More than $20,000 was raised for state school chaplaincy programs across Redlands Coast at the annual Redland City Mayoral Prayer Breakfast on Friday, 24 August 2018 – an increase of more than $4,000 over the funds raised at last year’s event.

Almost 280 people, including school chaplains, church and school leaders, government representatives, business people and community members attended the breakfast, which was held at the Alexandra Hills Hotel Conference Centre.

RCC Mayor Karen Williams with school chaplains

Redland Mayor Karen Williams said the annual event had played an important role since its inception in 2003.

“Our schools’ chaplaincy programs deliver vital support and guidance for Redlands Coast students,” she said.
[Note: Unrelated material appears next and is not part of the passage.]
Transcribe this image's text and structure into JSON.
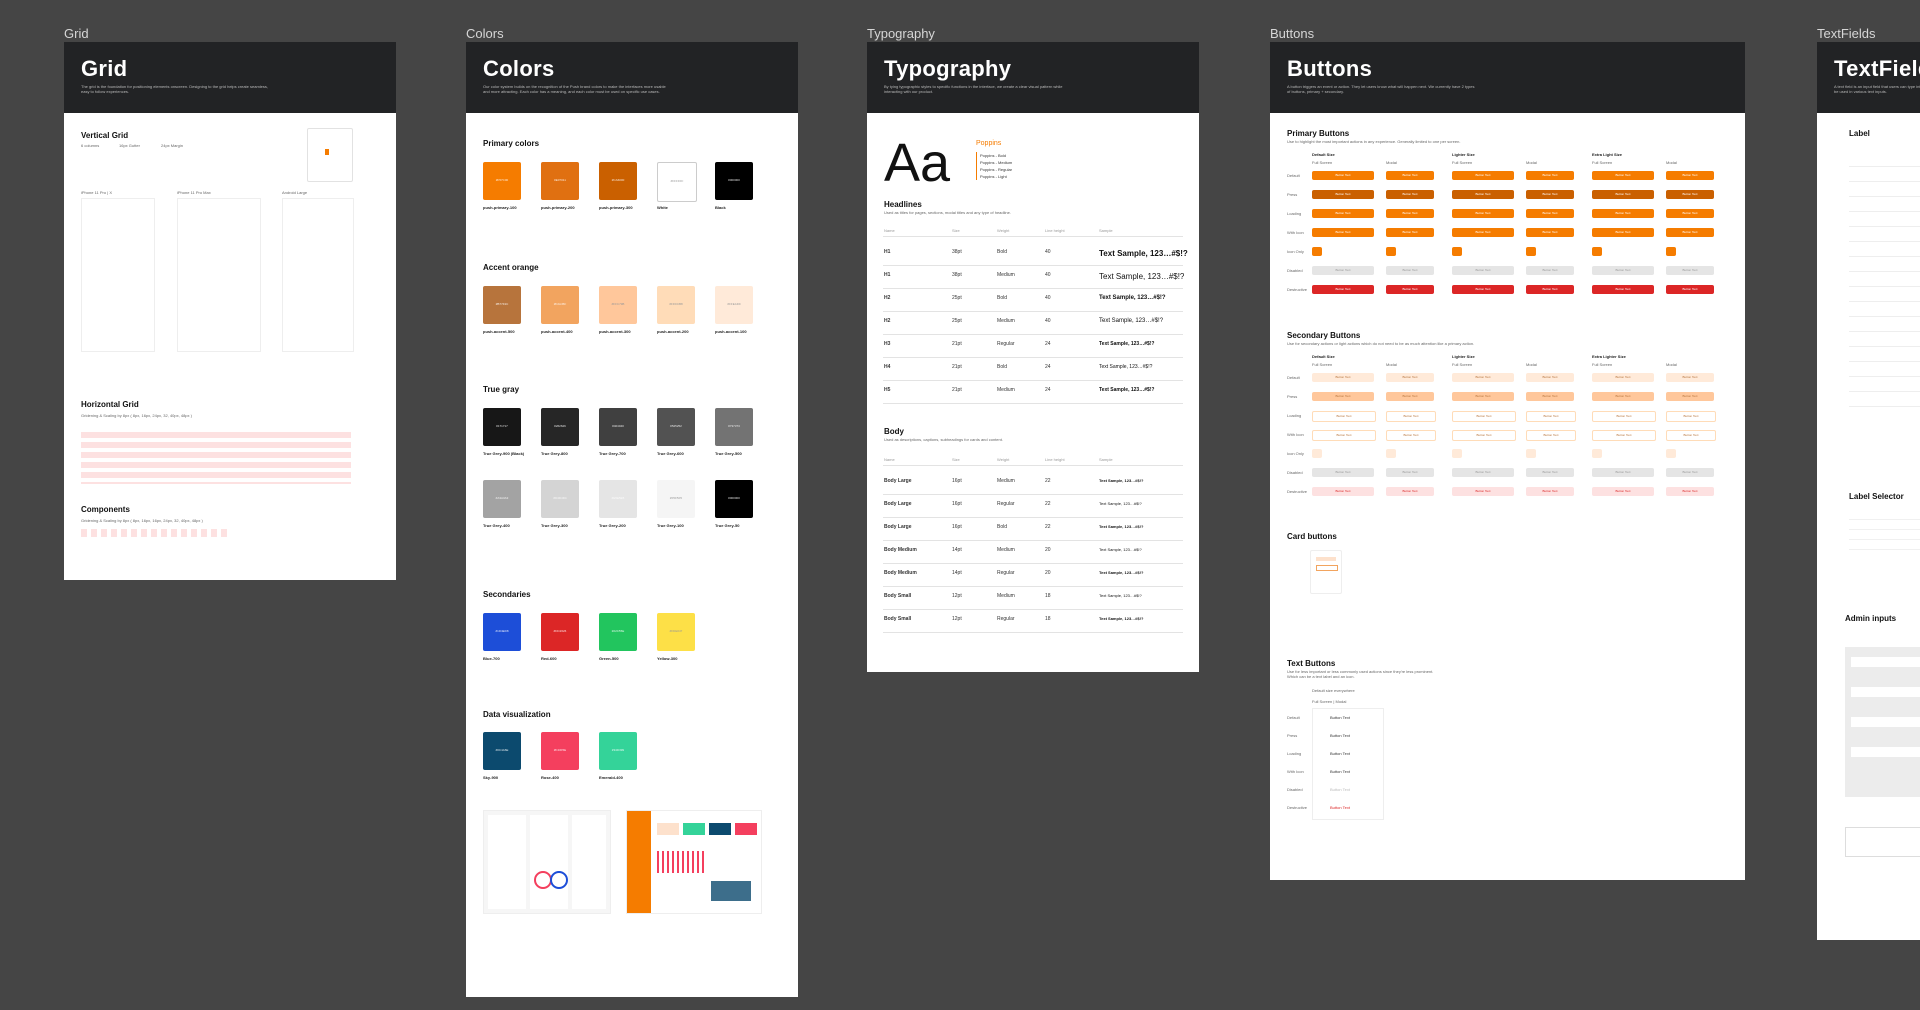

“The chaplains help our young people in important ways as students work to realise their academic potential in a world of social media that never stops and constant connection.”

Cr Williams said the funds raised at the breakfast would assist Redlands Coast state school chaplains in their work.

“There are six state schools across the Coast that are still searching for chaplains,” she said.

“The programs run by chaplains make a positive contribution to our state schools and these funds will help that work continue.”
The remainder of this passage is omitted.